Acadlore takes over the publication of IJCMEM from 2025 Vol. 13, No. 3. The preceding volumes were published under a CC BY 4.0 license by the previous owner, and displayed here as agreed between Acadlore and the previous owner. ✯ : This issue/volume is not published by Acadlore.
Hybrid Deep Autoencoder and AdaBoost for Robust Facial Expression Recognition
Abstract:
Facial expression recognition (FER) remains a challenging task due to variations in facial features, occlusions, and imbalanced datasets, which often lead to misclassification of similar emotions.

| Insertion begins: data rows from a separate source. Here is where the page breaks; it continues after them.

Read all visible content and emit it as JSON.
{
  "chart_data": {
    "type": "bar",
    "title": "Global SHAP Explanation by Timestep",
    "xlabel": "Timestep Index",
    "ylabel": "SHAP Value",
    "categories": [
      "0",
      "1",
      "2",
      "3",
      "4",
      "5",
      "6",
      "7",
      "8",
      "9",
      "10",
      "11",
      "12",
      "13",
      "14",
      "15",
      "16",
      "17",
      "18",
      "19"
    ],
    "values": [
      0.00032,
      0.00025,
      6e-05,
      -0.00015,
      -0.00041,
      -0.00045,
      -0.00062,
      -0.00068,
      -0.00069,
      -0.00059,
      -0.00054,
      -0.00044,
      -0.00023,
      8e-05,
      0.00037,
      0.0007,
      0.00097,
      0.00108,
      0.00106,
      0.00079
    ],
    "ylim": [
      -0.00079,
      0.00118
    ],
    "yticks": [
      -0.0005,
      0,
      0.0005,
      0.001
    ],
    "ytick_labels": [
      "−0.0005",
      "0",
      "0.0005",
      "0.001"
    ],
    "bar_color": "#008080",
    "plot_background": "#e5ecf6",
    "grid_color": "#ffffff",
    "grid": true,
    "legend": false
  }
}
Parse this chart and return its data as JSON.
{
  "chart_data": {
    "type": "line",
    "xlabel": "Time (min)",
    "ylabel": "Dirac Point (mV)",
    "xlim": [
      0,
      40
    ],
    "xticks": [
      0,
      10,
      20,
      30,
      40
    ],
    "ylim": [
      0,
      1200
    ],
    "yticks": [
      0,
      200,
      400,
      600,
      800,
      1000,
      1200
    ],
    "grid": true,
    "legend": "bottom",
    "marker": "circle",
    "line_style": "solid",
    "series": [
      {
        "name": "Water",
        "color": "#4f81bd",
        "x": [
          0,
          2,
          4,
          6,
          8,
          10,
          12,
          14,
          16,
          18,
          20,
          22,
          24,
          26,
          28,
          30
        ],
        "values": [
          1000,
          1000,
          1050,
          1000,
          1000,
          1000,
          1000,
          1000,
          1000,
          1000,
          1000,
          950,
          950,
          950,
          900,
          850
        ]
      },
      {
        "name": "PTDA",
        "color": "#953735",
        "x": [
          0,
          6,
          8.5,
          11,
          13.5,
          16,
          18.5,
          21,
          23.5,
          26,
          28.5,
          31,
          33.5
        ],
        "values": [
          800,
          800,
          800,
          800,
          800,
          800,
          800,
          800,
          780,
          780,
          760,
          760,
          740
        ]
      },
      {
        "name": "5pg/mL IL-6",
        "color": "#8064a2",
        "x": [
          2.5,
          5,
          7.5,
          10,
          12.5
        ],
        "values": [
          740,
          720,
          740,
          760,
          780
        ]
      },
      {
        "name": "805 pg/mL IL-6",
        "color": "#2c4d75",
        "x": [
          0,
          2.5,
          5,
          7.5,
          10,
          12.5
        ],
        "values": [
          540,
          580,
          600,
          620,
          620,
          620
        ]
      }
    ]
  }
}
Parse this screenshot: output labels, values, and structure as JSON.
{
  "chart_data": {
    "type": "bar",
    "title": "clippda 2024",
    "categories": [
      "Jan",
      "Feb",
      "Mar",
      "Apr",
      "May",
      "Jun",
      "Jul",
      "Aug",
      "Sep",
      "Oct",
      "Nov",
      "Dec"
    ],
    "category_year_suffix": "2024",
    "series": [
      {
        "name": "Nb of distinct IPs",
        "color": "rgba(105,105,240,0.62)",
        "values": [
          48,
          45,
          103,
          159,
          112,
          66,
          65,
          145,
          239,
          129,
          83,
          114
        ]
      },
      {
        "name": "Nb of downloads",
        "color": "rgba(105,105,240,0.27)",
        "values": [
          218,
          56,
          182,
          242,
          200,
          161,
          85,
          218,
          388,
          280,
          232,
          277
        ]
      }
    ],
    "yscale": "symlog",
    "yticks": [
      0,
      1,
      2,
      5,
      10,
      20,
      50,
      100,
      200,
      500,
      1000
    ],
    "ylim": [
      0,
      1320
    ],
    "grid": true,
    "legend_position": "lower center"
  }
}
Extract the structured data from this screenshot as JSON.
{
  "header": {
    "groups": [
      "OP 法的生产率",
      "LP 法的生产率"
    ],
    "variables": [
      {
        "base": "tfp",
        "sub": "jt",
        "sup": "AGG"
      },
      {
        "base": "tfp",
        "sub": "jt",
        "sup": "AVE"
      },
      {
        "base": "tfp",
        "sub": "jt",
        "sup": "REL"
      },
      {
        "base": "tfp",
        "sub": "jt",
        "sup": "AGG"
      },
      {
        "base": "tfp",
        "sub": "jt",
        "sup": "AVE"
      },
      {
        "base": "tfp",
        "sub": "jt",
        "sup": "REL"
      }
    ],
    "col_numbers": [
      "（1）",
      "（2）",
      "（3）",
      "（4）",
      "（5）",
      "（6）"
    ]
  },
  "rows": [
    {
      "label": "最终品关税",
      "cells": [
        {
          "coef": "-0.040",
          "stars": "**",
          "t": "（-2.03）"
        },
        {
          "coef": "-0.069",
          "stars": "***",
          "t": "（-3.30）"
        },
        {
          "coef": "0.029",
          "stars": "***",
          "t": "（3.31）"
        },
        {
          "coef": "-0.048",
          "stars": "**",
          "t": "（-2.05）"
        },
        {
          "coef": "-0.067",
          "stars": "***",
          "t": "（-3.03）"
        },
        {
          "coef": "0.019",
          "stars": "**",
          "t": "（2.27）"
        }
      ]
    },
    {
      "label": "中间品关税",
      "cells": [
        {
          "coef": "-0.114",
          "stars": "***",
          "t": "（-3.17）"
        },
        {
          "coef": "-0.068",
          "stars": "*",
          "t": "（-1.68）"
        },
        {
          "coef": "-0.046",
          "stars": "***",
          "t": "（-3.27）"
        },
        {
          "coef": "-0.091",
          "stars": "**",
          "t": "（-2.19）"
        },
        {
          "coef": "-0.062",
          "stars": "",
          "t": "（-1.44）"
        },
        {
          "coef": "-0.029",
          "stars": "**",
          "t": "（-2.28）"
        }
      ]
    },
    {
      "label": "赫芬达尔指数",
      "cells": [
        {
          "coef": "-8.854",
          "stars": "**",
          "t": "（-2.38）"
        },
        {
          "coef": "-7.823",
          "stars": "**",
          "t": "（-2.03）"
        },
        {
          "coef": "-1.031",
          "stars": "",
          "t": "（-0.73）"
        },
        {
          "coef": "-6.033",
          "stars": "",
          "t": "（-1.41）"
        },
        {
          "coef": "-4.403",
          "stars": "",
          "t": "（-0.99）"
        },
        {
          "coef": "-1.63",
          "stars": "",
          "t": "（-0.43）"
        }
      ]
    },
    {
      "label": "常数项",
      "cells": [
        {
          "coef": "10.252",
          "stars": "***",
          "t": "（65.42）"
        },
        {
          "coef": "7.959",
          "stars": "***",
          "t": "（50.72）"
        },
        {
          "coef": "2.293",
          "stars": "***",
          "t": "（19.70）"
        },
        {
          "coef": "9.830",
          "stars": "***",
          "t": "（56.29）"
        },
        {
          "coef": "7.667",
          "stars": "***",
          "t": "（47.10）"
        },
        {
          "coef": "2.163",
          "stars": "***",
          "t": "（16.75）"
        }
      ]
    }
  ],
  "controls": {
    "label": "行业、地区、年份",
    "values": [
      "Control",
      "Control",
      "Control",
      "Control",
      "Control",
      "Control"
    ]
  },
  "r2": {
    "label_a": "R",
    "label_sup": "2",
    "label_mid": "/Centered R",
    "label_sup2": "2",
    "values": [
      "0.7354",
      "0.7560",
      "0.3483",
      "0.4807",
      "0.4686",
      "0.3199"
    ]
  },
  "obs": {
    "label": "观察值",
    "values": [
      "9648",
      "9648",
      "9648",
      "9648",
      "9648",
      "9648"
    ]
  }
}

To address these challenges, this study proposes a hybrid Deep Autoencoder and AdaBoost model, leveraging deep feature extraction and ensemble learning to enhance classification robustness. The experimental evaluation on three benchmark datasets—MMAFEDB, AffectNet, and JAFFE—demonstrates outstanding performance, with the model achieving an AUC and Accuracy of 99.9% and 99.8% on large-scale datasets, while maintaining a strong performance of 94.9% AUC and 91.1% accuracy on smaller datasets. The confusion matrix analysis confirms the model's ability to accurately classify distinct emotions, with minor misclassifications occurring in expressions with overlapping features. These findings highlight the effectiveness of the proposed approach in improving FER accuracy, offering significant benefits for real-world applications such as human-computer interaction, emotion-aware systems, and psychological analysis, while also suggesting future enhancements through domain adaptation and refined feature extraction techniques.